Lo primero que pensé es que mis ojos, los dos, también se habían unido a los rebeldes. Pero no: mis ojos seguían en sus cuencas, las cuencas en mi cráneo, mi cráneo bajo mi cara, mi cara al frente de mi cabeza, mi cabeza sobre mi hombro y cuarto, mi hombro y cuarto sobre todo lo demás, fuera lo que fuera eso. "Debe tratarse de un éxtasis gratuito", me dije.  

El teléfono dejó de sonar. Y luego empezó de nuevo, peor que antes. El timbre se volvió furioso, subió el volumen y agudizó su tono. Luego paró de nuevo, volvió otra vez, paró, y volvió a ello para ya no parar más.

De hecho, lo más importante de tener un lugar feliz no es propiamente tenerlo. Lo más importante es volver de él. Ir, quedarse a dormir, deleitarse con el paisaje, degustar manjares locales, intercambiar impresiones con los lugareños, etcétera: todo eso no sirve de nada si no puedes volver. Volver ES el premio, el objetivo. No por volver en sí, sino más bien porque, si vuelves, siempre será a tu favor.
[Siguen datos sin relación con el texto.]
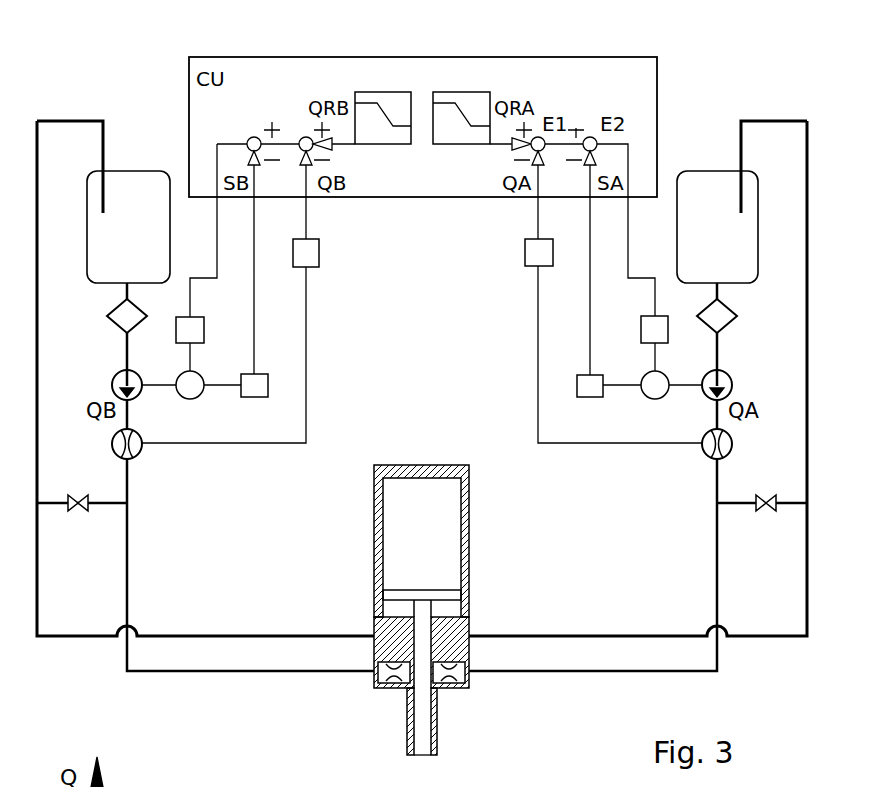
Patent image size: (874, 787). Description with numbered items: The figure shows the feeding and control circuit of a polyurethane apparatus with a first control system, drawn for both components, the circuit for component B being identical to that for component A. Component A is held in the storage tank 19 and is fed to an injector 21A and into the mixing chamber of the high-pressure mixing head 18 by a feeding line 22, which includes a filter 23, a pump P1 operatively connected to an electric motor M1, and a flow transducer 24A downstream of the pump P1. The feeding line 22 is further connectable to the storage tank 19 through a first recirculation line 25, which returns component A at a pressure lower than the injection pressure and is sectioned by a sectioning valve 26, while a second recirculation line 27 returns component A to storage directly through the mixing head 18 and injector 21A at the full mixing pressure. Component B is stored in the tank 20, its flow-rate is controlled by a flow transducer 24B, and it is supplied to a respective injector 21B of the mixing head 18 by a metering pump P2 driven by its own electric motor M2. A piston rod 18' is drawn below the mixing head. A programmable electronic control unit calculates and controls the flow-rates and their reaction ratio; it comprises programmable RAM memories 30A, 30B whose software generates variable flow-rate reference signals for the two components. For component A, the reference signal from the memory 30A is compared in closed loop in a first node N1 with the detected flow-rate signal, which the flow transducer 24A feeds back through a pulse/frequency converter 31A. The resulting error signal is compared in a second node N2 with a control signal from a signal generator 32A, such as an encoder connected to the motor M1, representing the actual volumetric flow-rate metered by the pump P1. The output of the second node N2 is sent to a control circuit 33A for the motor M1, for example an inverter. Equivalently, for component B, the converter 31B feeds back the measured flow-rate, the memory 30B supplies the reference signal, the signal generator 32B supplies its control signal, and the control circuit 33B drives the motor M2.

The high-pressure mixing head 18 is at (454, 576).
The piston rod 18' is at (385, 736).
The storage tank 19 is at (729, 254).
The tank 20 is at (140, 254).
The injector 21A is at (450, 687).
The injector 21B is at (393, 681).
The feeding line 22 is at (717, 580).
The filter 23 is at (737, 316).
The flow transducer 24A is at (732, 445).
The flow transducer 24B is at (113, 445).
The first recirculation line 25 is at (733, 505).
The sectioning valve 26 is at (770, 512).
The second recirculation line 27 is at (807, 603).
The programmable RAM memory 30A is at (472, 100).
The programmable RAM memory 30B is at (393, 100).
The pulse/frequency converter 31A is at (525, 252).
The pulse/frequency converter 31B is at (319, 251).
The signal generator 32A is at (577, 386).
The signal generator 32B is at (268, 386).
The control circuit 33A is at (644, 331).
The control circuit 33B is at (198, 330).
The electric motor M1 is at (655, 399).
The electric motor M2 is at (192, 399).
The first node N1 is at (538, 137).
The second node N2 is at (590, 137).
The pump P1 is at (733, 383).
The metering pump P2 is at (113, 382).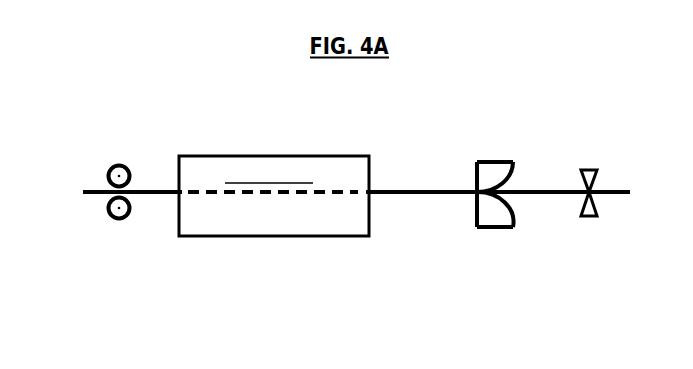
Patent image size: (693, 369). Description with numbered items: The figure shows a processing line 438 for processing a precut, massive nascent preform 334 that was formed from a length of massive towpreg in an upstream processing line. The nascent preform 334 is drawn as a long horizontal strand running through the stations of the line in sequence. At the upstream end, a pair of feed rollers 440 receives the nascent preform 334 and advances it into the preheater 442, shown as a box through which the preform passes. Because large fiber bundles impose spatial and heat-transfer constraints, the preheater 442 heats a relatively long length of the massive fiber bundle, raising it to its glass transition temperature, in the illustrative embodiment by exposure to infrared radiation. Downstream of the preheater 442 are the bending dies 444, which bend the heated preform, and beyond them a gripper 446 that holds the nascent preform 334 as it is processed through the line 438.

The nascent preform 334 is at (150, 180).
The processing line 438 is at (561, 141).
The feed rollers 440 is at (137, 234).
The preheater 442 is at (285, 237).
The bending dies 444 is at (492, 226).
The gripper 446 is at (588, 223).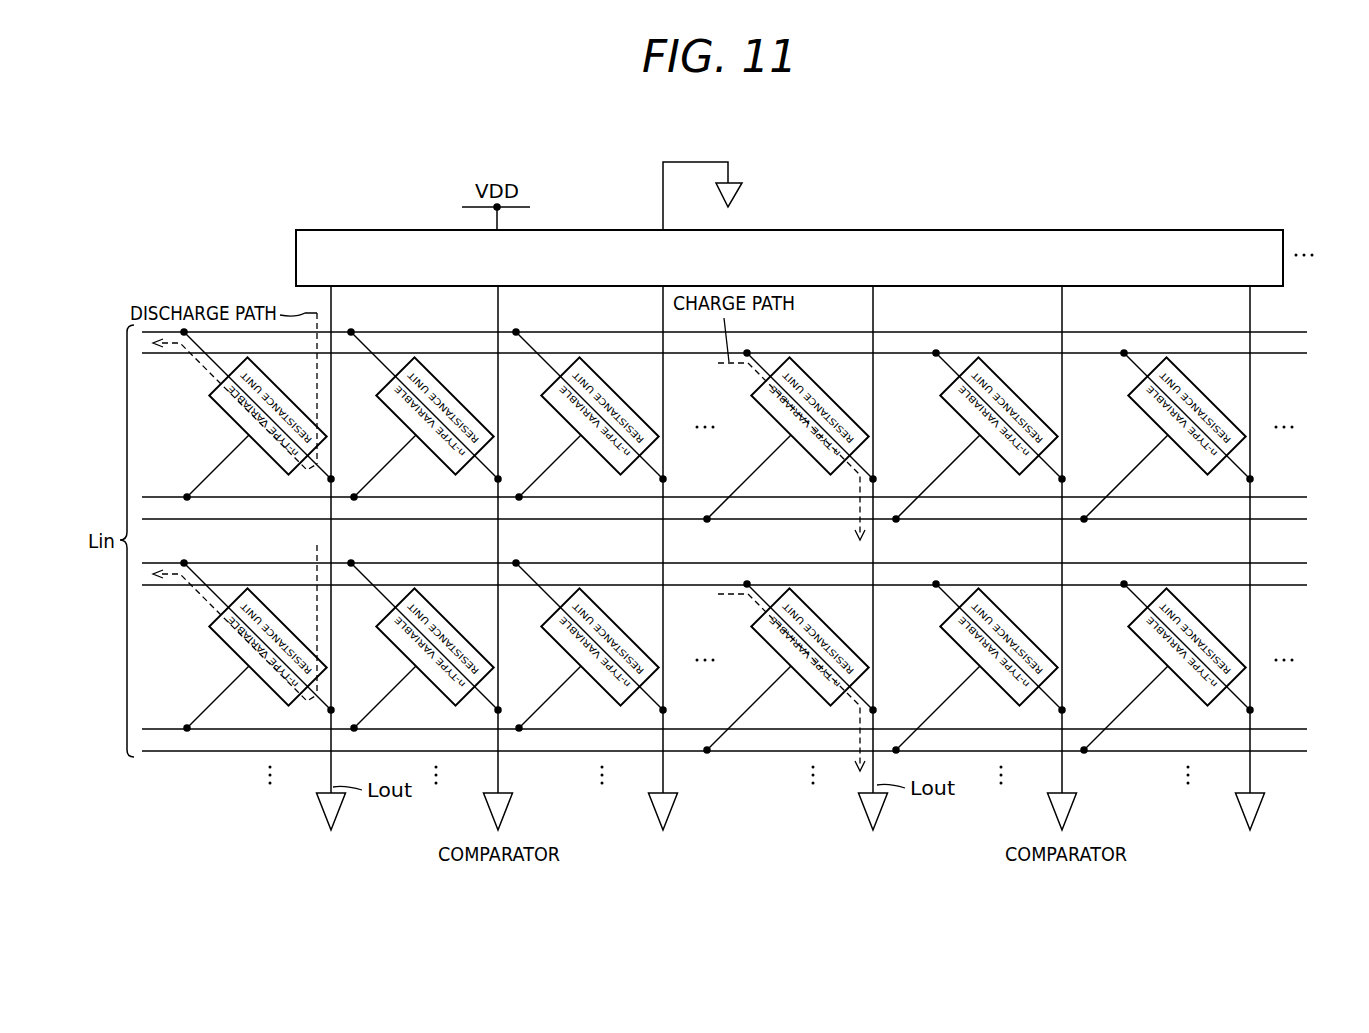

Y si no vuelves… justo eso.
      Volver siempre será a tu favor.


 

Son las 23:34h. No hace mucho que he vuelto de mi lugar feliz. El teléfono sigue sonando. 

Mi mano sigue aferrada al aparato. Las venas negruzcas del dorso le vibran a cada timbrazo, parecen patas de una araña hundiéndose en el fango. La falta de circulación le está sentando fatal: aunque pueda sonar contraproducente, me alegro.

Mientras rasco la fantasmagoría de mi pierna ausente con el mango del cuchillo de cortar pan, me pregunto quién será a estas horas. 
 

Espero que no sean más malas noticias.